SML's Helmandollar is the new Miss Virginia

In beauty pageant drama, it wouldn't make the top 10. When you compare it to Miss California USA Carrie Prejean's comments about same-sex marriage or to the photos that cost Vanessa Williams her Miss America title, it hardly ranks as scandal.

But, for the Miss Virginia Pageant, the fact that a young woman who was not one of the pageant's top five finalists would, because of a series of circumstances, become Miss Virginia is believed to be unprecedented.

And for Chinah Helmandollar, Miss Smith Mountain Lake 2009, it's a stroke of good fortune.

Helmandollar this week assumed the title of Miss Virginia 2009 following the crowning of Fredricksburg's Caressa Cameron as Miss America 2010.

The Hardy woman, who made the top 11 in the 2009 pageant and was fourth runner-up as Miss Greater Franklin County in 2008, succeeded Cameron because the other young women in the top five turned down the title.
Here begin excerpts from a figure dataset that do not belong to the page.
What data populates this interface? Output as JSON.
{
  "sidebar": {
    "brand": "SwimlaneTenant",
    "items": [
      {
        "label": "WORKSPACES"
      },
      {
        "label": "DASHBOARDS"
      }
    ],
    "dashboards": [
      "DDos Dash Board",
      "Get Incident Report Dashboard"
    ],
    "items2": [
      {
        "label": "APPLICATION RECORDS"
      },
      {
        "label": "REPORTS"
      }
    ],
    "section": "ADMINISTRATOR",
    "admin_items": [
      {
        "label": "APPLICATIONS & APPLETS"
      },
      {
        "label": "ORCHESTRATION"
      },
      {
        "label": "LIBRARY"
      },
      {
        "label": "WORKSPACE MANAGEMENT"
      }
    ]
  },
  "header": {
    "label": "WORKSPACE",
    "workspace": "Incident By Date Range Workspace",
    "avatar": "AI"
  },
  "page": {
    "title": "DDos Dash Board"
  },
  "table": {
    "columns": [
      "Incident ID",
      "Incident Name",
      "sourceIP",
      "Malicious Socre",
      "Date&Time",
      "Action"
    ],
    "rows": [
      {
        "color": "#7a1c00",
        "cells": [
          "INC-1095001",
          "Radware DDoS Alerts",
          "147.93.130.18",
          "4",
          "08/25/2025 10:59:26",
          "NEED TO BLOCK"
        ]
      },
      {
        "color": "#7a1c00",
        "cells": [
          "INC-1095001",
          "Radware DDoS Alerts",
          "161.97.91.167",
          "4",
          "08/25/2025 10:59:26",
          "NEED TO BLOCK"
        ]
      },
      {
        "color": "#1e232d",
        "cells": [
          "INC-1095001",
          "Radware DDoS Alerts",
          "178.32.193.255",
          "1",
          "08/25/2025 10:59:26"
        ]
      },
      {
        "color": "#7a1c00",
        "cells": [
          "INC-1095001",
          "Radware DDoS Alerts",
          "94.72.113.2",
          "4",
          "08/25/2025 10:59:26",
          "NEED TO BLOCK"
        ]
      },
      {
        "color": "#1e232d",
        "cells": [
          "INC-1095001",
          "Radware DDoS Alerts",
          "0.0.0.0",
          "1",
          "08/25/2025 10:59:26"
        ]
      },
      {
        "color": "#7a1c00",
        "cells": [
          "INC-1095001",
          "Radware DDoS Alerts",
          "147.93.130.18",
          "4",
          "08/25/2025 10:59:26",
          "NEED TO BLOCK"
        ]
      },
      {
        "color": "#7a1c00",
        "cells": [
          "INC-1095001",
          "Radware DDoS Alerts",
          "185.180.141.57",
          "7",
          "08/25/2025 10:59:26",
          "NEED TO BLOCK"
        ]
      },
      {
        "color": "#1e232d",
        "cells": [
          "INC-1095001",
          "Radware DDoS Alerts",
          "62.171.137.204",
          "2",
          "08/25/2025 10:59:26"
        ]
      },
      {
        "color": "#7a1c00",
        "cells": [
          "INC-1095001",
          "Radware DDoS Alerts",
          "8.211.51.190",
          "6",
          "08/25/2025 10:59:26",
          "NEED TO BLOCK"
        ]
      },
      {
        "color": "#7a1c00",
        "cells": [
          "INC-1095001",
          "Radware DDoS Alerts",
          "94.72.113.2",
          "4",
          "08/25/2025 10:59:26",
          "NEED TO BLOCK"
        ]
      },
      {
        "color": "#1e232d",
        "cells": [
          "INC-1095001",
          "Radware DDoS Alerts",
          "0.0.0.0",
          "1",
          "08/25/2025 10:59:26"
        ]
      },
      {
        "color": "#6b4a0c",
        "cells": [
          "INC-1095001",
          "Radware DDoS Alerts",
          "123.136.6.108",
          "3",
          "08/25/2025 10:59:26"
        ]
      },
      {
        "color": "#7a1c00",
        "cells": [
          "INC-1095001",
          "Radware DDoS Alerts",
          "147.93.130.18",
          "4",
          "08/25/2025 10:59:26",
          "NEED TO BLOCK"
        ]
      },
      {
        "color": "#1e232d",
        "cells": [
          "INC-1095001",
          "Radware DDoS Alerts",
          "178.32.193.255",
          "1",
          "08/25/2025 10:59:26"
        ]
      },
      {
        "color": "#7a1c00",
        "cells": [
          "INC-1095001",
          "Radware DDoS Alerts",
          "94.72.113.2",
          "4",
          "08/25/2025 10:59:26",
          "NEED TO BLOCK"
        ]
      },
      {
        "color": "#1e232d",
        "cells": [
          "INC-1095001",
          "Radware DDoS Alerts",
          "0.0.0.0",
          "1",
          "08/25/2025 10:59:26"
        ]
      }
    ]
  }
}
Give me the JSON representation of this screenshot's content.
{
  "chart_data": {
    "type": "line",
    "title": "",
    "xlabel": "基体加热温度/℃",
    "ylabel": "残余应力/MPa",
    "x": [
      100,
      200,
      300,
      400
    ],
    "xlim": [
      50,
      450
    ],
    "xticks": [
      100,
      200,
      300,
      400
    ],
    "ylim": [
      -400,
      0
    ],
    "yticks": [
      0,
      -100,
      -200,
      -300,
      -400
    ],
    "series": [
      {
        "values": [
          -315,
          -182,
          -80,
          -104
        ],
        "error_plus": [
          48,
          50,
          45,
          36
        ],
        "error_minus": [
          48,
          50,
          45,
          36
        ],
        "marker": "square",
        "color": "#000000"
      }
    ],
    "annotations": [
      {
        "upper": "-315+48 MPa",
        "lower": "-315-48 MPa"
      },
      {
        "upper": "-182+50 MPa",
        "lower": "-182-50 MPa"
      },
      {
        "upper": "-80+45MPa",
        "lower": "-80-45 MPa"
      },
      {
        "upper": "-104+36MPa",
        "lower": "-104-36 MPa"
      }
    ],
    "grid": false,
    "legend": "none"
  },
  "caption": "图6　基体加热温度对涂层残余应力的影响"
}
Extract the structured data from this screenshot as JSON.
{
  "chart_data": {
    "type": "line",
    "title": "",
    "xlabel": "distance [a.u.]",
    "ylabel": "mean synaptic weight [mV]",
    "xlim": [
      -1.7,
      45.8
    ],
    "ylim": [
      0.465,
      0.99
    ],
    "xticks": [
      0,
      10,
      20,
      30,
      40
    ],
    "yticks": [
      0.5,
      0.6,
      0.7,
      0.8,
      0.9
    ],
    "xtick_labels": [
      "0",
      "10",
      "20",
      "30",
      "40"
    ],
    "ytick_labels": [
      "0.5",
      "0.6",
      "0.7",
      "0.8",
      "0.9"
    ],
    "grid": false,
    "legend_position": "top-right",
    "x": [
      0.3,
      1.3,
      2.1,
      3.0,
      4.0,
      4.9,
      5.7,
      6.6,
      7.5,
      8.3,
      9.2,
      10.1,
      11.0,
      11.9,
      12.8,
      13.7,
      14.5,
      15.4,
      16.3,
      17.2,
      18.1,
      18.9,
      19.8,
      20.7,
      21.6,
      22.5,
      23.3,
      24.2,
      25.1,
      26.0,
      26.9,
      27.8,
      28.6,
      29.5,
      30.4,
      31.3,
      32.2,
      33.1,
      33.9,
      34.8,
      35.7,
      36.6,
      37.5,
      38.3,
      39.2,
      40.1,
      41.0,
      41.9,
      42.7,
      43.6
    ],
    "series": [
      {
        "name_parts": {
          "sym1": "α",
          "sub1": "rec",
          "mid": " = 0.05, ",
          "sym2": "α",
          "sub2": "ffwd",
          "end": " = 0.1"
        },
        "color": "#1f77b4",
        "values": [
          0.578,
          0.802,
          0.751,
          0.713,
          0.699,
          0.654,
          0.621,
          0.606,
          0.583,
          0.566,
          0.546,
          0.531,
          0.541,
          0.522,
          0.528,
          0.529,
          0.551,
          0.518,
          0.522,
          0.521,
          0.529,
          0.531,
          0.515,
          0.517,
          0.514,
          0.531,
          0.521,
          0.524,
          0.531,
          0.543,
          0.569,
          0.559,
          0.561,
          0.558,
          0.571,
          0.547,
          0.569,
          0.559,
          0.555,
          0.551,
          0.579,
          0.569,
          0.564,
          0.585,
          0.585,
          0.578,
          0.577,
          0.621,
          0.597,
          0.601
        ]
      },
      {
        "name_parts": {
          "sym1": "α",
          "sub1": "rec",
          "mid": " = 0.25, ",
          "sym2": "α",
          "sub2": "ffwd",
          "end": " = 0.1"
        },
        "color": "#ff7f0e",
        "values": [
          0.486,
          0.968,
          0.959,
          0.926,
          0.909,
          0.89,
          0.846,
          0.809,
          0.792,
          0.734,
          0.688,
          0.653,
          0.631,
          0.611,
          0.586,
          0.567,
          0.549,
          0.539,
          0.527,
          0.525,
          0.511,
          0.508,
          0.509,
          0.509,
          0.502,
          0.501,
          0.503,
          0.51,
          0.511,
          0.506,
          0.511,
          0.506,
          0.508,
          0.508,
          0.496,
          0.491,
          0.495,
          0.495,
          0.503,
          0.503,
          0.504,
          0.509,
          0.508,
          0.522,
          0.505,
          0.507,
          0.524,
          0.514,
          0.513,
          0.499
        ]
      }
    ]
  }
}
And that, said Helmandollar, is just fine with her.

"It doesn't bother me at all. I've always been about Miss Virginia," she said. "This is the job I've always wanted."

Since she competed for Miss Virginia last summer, Helmandollar has been living at the lake, working at The Cottage Gate at Westlake Towne Center and interning with Sara Elizabeth Timmins, producer of "Lake Effects," a movie Timmins hopes to film this year at Smith Mountain Lake.

Helmandollar found out about her new job on Monday when pageant officials called and asked if she'd accept.

Since then, she's been getting ready to leave SML and assume her duties, a large part of which will involve speaking to school children. And that's something Helmandollar, who majored in theater at James Madison University, said she most looks forward to.

"This is right up my alley. I love speaking at schools," she said. "I want to segue this into what I hope is a lifetime career of performing."

Had she not accepted the title, Helmandollar, 23, could have competed once more for Miss Virginia before aging out.

Bootie Bell Chewning of Vinton, executive producer of the Miss Virginia pageant, said once a young woman secures the Miss Virginia title, she no longer is eligible to compete, and that most likely is why the finalists turned down the title.

Chewning said in her 45 or so years in beauty pageants she's not seen "anything like this happen."

She said she thought both Kylene Barker and Nicole Johnson, Miss Virginia winners who went on to become Miss America, were succeeded by their first runners-up.

"It's just real unusual circumstances, but Chinah can take over and I know she'll do a great job," said Chewning. "She's a very personable, darling girl. How she's matured into such a wonderful young woman is amazing."